Month 7: Stopping the Fuel Leaks—How to Slow SaaS Cancellations
By Dylan Touhey
By now, we have a good sense of how to get new customers in the door. The blog is ticking along. More prospects are finding us. We’ve optimized our paid campaigns. And we are starting to get very knowledgeable about our analytics.
With any SaaS company though, customers are going to leave us. This chapter gives you a very simple, tactical way to set-up cancellation trip wires, helping you both identify and act on behaviors that will soon result in a lost customer.
Think beyond exit surveys
Right now, you are trying to save your canceled customers by following up with them after they leave. You make them promises to get them to come back so you can prevent other customers from doing the same.
But what if you knew when your customers were about to cancel– before they even knew it? You’d be able to step in and save that account. And you can do that by using tripwires.
Use tripwires to identify customers about to leave
What is a tripwire? A tripwire is a trigger for your business to take an action when a customer reaches a danger point in their lifecycle.
Tripwires can help you:
- Reduce cancellations by proactively reaching out to customers.
- Increase your customer retention.
- Lengthen your customer lifetime.
- Automatically trigger feedback from your customers to help you make informed business decisions.
- Strengthen relationships with your customers.
Examples of tripwires:
- You offer invoicing software and the user hasn’t created an invoice in 3 months. Not good!
- You offer SEO rank tracking software and the customer hasn’t checked their website rankings in 7 months or created a report.
- You know that when an account reaches 50 users they tend to leave as their monthly bill grows very large.
Common tripwires for SaaS businesses can be: a customer not logging in recently, a customer reaching a large amount of users, or a customer account reaching the age where there are a high frequency of cancellations.
How to set-up tripwires
There are three steps for setting up tripwires.
1. Identify a cancellation behavior. For a SaaS company, it could be account size (more users = bigger bill, which attracts more attention) or usage, especially when it comes them not using your product’s core value.
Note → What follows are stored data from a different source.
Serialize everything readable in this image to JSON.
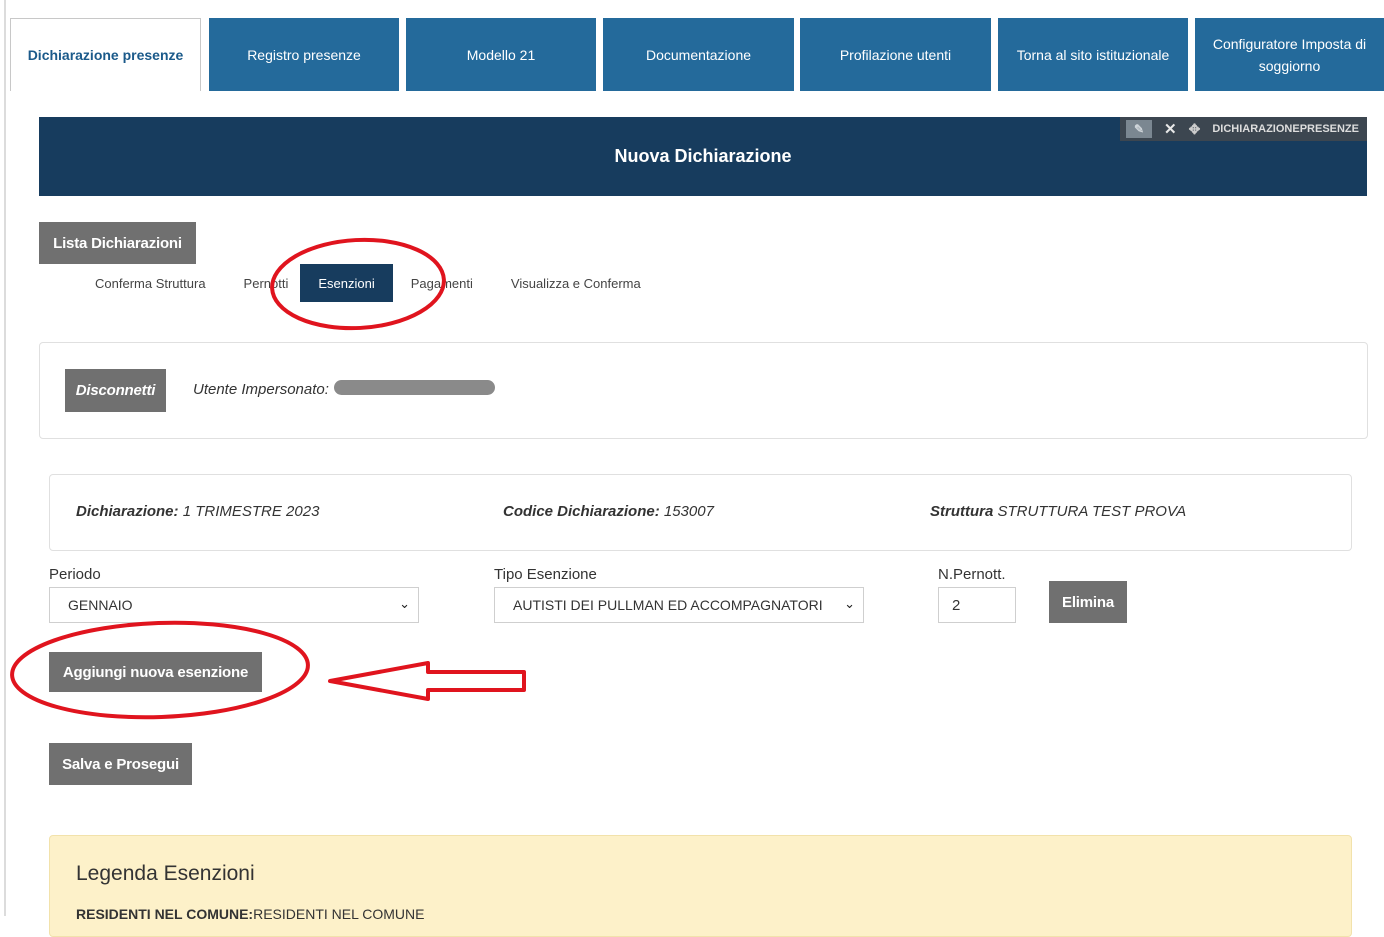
{
  "nav": {
    "tabs": [
      {
        "label": "Dichiarazione presenze"
      },
      {
        "label": "Registro presenze"
      },
      {
        "label": "Modello 21"
      },
      {
        "label": "Documentazione"
      },
      {
        "label": "Profilazione utenti"
      },
      {
        "label": "Torna al sito istituzionale"
      },
      {
        "label": "Configuratore Imposta di soggiorno"
      }
    ],
    "active_tab": "Dichiarazione presenze"
  },
  "banner": {
    "title": "Nuova Dichiarazione",
    "tool_label": "DICHIARAZIONEPRESENZE"
  },
  "buttons": {
    "list": "Lista Dichiarazioni",
    "disconnect": "Disconnetti",
    "delete": "Elimina",
    "add_exemption": "Aggiungi nuova esenzione",
    "save": "Salva e Prosegui"
  },
  "steps": [
    {
      "label": "Conferma Struttura"
    },
    {
      "label": "Pernotti"
    },
    {
      "label": "Esenzioni"
    },
    {
      "label": "Pagamenti"
    },
    {
      "label": "Visualizza e Conferma"
    }
  ],
  "active_step": "Esenzioni",
  "impersonation": {
    "label": "Utente Impersonato:"
  },
  "declaration": {
    "dichiarazione_label": "Dichiarazione:",
    "dichiarazione_value": "1 TRIMESTRE 2023",
    "codice_label": "Codice Dichiarazione:",
    "codice_value": "153007",
    "struttura_label": "Struttura",
    "struttura_value": "STRUTTURA TEST PROVA"
  },
  "form": {
    "periodo_label": "Periodo",
    "periodo_value": "GENNAIO",
    "tipo_label": "Tipo Esenzione",
    "tipo_value": "AUTISTI DEI PULLMAN ED ACCOMPAGNATORI",
    "pernott_label": "N.Pernott.",
    "pernott_value": "2"
  },
  "legend": {
    "title": "Legenda Esenzioni",
    "first_bold": "RESIDENTI NEL COMUNE:",
    "first_text": "RESIDENTI NEL COMUNE"
  },
  "colors": {
    "tab_blue": "#246a9b",
    "banner_navy": "#173c5e",
    "button_gray": "#707070",
    "legend_bg": "#fdf1c9",
    "annotation_red": "#e0141e"
  }
}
For example, QuickBooks isn’t worth much if people aren’t creating invoices and doing payroll.
2. Build a process to handle that behavior. For example, once an account reaches 50 users, a customer support specialist gets a notification to schedule a check-in to make sure they are happy; or the account is automatically given an enterprise pricing deal. Other tactics include emails that go out when users fail to login after a certain amount of time, or offering free upgrades to new features for long-term customers.
3. See if the process fixes the customer’s objection. Your action (email, account outreach) must answer the objection. For example, you might think that your large accounts cancel because of price, but maybe they need advanced features as they grow. Or maybe your reports used to work when they were a small agency, but now they need more professional software. There is always a central objection and if you don’t answer it, your tripwires won’t work.
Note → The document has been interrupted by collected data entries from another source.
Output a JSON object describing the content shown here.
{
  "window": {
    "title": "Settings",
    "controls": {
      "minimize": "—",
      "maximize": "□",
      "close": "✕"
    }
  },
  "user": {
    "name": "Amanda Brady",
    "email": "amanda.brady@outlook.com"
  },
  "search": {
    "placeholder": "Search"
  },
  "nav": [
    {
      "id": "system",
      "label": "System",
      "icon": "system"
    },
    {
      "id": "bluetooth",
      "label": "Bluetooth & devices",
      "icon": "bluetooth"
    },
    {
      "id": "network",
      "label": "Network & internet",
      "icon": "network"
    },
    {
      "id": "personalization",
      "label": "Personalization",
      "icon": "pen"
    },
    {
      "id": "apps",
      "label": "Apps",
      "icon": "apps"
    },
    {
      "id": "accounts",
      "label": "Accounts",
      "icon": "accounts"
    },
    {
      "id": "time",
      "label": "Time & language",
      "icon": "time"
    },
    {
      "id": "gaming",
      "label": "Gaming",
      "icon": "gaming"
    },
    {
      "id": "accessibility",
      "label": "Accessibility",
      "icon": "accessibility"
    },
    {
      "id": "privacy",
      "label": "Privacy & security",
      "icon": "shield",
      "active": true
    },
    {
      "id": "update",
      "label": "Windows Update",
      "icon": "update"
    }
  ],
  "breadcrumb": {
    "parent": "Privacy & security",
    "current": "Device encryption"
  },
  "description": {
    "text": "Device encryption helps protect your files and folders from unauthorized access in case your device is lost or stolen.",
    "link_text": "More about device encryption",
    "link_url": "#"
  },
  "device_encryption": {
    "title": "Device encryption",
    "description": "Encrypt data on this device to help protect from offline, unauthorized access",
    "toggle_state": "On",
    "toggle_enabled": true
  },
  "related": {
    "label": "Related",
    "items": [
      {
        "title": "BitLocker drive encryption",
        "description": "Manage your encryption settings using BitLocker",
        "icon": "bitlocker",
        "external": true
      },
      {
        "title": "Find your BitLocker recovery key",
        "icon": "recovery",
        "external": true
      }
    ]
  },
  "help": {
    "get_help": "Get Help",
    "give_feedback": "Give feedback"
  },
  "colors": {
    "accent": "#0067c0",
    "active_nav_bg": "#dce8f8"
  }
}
Most common tripwires for SaaS products
Here are some helpful tripwires to set-up.
Customer hasn’t logged in
If you notice that customers usually cancel after not logging in for 14 days, you can create a tripwire to reach out to that customer when they haven’t logged in for 10 days.
You may reach out in different ways depending on your product or your customer:
- If you are selling a small product – set up an email autoresponder to remind them.
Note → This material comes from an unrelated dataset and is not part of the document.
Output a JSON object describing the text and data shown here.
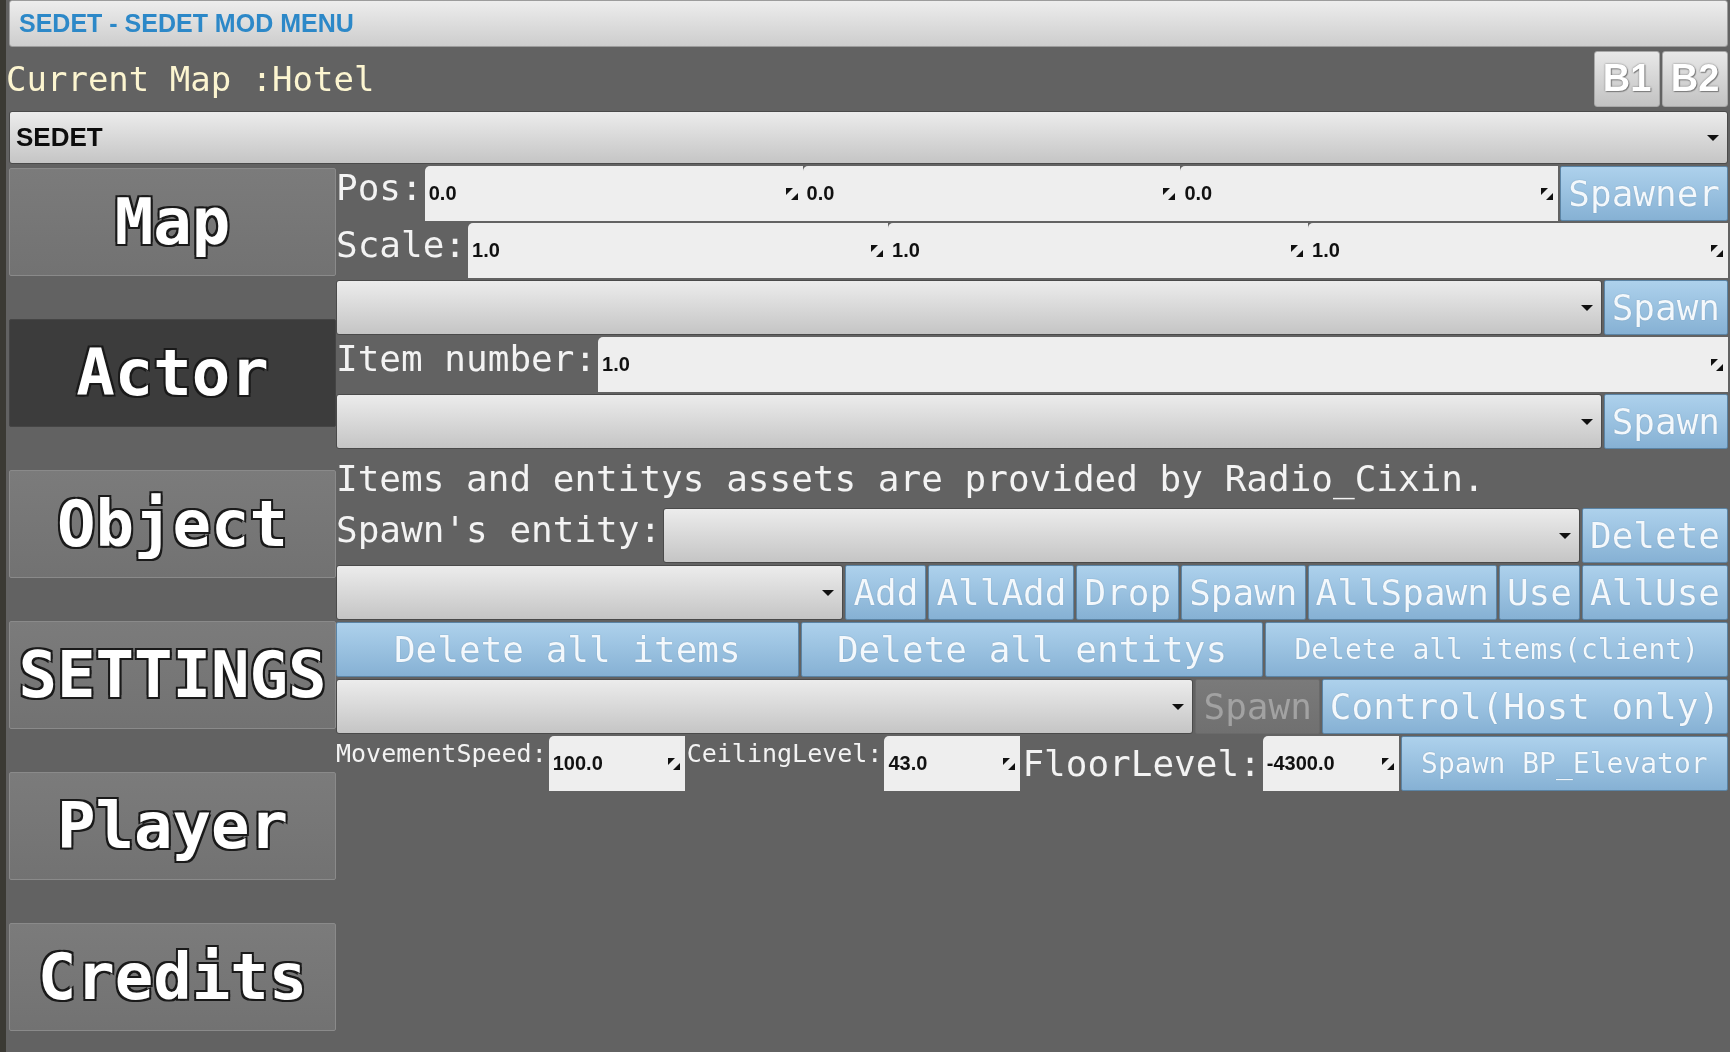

- If you are selling an enterprise product – follow up with a call from your sales team to support your customer using your product.
Spike in cancellations
You notice that in your database you have a spike in cancellations at 20 months:
- If you don’t know why they are leaving, send out a questionnaire to get customer feedback.
- If you know that your product is too expensive for the market, offer a loyalty discount to customers at the 18 month mark.
Customer outgrowing your service
You notice that once an account grows to more than 50 users (or whatever usage tier you charge for), customers tend to cancel.
- If you have no idea why they’re cancelling, send a questionnaire on how you can better tailor your service to organizations with 50+ users.
- If your product is already priced competitively, find out if your service is missing enterprise features.
- If your customer has trouble administering a large userbase, assign a sales manager to support their account.
- If your competitors are cheaper for larger organizations, offer an enterprise pricing discount.
Now measure the impact of your tripwires
You need to know if the changes you’ve done are making a difference to your bottom line. Monitor your cancellation metrics before and after your changes to track the difference they are making.
Have you been able to reduce the amount of cancellations by getting people to log in more frequently?
Has your spike in cancellations at 20 months disappeared?
Are you retaining clients with more than 50 users?
If your tripwires aren’t working, chances are they aren’t solving the primary reason a customer is cancelling. We recommend interviewing customers who recently cancelled and ask them “what was the #1 thing that made you leave?”
Now that you’ve succeed in lengthening your customer lifetime, move your tripwires accordingly and repeat the process to find more opportunities to retain your customers.